Idrissa Diallo: D’une sépulture anonyme à symbole de la lutte des migrants en Espagne

Lamine Sarr, membre du Syndicat populaire des vendeurs ambulants de Barcelone, lors de la cérémonie pour la campagne #PlaçaIdrissa, devant la statue d’Antonio López, le 13 janvier 2018. Photo: Fotomovimiento (CC BY-NC-ND 2.0).

Jusqu’à récemment, le corps sans vie d’Idrissa Diallo, un jeune Guinéen, se trouvait dans une niche anonyme d’un cimetière de Barcelone, et la fiche de police de son décès était sous à clé et inaccessible. Pourtant, sa mémoire reste vivante pour ses proches, comme pour beaucoup d’individus et de collectifs de Barcelone qui n’ont jamais eu l’occasion de le connaître et qui veulent aujourd’hui qu’une place de la ville porte son nom.
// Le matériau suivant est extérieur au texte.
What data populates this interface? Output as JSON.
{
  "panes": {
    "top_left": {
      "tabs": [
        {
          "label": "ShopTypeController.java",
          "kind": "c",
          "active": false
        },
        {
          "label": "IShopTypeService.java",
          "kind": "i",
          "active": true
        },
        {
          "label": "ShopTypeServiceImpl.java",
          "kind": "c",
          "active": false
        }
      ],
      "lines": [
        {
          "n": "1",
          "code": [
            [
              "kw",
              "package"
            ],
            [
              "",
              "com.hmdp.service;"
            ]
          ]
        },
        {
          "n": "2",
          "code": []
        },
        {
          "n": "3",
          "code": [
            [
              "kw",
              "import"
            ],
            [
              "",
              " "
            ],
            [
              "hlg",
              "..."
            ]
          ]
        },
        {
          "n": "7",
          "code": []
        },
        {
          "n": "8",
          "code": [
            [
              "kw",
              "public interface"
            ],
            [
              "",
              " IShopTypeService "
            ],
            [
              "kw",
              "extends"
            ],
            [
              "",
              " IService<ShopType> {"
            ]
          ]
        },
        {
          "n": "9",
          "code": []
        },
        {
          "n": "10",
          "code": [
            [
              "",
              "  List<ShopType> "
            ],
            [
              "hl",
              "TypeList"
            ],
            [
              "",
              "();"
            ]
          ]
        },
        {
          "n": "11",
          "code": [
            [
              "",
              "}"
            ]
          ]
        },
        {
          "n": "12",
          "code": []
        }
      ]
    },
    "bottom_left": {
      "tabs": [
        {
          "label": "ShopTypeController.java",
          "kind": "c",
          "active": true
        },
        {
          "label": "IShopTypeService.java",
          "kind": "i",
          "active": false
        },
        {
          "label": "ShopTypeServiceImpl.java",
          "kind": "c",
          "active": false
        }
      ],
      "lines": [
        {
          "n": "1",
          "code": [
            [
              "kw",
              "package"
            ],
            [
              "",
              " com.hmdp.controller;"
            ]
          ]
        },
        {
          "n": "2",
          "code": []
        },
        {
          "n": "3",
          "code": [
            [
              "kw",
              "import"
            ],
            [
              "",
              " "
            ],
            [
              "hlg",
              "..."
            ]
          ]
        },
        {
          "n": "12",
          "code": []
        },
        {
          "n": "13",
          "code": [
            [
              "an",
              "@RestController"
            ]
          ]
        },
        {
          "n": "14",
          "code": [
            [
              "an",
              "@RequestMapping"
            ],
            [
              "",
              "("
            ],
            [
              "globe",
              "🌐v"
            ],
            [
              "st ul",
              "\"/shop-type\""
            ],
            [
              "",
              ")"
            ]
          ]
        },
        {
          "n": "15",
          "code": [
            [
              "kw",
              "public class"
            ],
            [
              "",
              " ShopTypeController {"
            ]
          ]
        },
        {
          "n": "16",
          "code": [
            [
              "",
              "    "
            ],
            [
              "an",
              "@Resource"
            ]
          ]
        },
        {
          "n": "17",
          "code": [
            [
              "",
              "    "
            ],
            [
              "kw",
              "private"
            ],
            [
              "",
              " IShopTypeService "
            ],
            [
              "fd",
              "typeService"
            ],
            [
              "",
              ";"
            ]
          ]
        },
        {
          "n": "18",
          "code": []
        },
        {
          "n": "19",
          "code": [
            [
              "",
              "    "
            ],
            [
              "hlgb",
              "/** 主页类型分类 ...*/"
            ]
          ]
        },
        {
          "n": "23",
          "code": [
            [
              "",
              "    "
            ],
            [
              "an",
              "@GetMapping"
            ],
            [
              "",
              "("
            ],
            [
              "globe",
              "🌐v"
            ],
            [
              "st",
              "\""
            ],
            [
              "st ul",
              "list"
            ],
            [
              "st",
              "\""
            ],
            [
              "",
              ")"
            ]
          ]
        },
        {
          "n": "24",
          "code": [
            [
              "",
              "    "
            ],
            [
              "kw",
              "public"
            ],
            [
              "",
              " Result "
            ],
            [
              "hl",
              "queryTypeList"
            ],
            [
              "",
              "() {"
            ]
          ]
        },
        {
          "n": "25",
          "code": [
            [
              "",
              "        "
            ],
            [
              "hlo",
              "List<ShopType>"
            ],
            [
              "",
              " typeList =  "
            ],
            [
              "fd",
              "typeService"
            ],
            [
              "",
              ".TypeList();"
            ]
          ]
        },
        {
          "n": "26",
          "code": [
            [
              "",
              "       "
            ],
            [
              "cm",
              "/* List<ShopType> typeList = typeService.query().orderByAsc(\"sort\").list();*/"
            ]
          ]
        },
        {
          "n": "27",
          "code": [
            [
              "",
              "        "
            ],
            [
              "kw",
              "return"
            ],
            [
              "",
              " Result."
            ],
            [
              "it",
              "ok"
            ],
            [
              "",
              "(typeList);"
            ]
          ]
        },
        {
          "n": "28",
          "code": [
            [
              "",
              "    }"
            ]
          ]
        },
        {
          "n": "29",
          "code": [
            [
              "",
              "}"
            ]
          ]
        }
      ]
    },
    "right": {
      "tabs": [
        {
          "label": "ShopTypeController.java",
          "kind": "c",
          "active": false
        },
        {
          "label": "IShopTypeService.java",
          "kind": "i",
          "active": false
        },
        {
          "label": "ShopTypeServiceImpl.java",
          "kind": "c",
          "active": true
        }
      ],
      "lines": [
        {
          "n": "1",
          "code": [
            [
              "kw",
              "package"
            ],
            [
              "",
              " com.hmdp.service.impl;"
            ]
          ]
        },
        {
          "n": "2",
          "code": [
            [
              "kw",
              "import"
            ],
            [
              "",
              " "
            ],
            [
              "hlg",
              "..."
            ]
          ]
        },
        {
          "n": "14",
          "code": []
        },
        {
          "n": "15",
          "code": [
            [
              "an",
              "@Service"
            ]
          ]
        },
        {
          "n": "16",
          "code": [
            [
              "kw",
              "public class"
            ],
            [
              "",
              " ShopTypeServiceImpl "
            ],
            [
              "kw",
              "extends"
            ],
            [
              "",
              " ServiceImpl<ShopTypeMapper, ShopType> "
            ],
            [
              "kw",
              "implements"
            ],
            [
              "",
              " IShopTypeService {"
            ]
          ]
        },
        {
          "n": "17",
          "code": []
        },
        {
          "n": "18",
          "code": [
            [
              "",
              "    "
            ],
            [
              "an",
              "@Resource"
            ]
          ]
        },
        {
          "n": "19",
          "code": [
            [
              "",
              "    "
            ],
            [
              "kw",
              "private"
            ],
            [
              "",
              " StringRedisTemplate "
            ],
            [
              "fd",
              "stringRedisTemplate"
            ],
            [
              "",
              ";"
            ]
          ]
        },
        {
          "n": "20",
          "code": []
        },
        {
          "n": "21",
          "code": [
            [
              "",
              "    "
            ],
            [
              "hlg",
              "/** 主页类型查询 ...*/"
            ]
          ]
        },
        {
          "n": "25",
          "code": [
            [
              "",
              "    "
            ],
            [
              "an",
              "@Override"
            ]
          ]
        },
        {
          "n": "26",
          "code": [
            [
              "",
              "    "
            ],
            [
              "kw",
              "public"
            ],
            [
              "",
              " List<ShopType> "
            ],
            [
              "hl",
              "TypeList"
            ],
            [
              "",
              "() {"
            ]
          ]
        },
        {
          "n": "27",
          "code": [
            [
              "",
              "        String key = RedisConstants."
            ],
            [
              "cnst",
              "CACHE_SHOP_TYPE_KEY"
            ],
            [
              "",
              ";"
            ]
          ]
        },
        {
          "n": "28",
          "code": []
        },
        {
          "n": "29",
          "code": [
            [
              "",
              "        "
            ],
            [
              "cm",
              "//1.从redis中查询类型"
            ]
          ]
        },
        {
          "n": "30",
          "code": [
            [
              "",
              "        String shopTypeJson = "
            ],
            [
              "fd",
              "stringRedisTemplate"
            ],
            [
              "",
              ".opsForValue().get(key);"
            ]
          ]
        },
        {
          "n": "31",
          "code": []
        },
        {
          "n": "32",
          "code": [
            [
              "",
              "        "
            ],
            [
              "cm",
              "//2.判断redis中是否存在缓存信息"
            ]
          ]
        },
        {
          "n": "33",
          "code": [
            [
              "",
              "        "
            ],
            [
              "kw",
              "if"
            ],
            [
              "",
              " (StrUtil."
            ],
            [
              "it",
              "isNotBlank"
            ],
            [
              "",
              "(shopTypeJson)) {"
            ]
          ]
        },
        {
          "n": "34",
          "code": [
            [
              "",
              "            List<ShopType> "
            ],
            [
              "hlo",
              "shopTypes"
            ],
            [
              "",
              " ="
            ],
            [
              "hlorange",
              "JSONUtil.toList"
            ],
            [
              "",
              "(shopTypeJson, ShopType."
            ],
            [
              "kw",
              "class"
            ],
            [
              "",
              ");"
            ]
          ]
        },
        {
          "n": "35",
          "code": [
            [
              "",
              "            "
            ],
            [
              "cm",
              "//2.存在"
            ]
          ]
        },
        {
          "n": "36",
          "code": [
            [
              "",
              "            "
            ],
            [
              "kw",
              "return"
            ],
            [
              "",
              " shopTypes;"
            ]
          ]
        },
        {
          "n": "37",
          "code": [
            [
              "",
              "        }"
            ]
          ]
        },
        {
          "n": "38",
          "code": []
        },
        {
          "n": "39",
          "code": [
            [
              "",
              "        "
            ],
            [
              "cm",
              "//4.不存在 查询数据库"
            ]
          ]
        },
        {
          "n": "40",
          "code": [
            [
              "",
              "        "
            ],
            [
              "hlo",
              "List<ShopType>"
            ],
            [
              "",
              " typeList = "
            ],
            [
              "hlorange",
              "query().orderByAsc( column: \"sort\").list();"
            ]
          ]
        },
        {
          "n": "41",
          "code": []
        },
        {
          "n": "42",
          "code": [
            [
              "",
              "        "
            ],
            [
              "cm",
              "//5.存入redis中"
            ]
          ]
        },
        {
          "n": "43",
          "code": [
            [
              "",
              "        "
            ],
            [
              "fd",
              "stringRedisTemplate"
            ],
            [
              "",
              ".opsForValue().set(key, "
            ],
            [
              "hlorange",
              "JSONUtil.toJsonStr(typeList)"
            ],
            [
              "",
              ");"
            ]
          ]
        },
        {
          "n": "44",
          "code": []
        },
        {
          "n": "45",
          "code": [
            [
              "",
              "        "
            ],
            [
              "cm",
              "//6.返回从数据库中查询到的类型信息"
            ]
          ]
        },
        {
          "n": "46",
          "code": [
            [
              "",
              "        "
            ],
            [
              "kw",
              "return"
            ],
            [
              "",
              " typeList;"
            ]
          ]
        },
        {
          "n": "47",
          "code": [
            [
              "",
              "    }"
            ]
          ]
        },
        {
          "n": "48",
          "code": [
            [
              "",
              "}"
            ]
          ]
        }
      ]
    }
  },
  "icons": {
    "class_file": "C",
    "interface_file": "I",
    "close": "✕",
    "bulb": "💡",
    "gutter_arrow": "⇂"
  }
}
Idrissa Diallo a été l’un de ceux qui ont réussi. A 21 ans il a accompli ce haut fait qu’est la traversée des frontières en direction du nord, avec à chaque fois plus de pièges, plus de murs, plus de barbelés, plus d’yeux et d’armements pour les garder. Après un long voyage depuis la Guinée, tel Ulysse, Idrissa arriva sur le territoire européen en sautant la clôture dans la ville nord-africaine de Melilla, qui est un territoire administratif espagnol. Mais le système a voulu que le voyage d’Idrissa se termine tragiquement par sa mort, le 6 janvier 2012, dans un Centre d’Internement d’étrangers (CIE) de Barcelone. Il y était détenu à cause de sa “situation administrative irrégulière”, comme tant d’autres migrants malheureux en Europe, dans l’attente d’être rapatriés sous la contrainte.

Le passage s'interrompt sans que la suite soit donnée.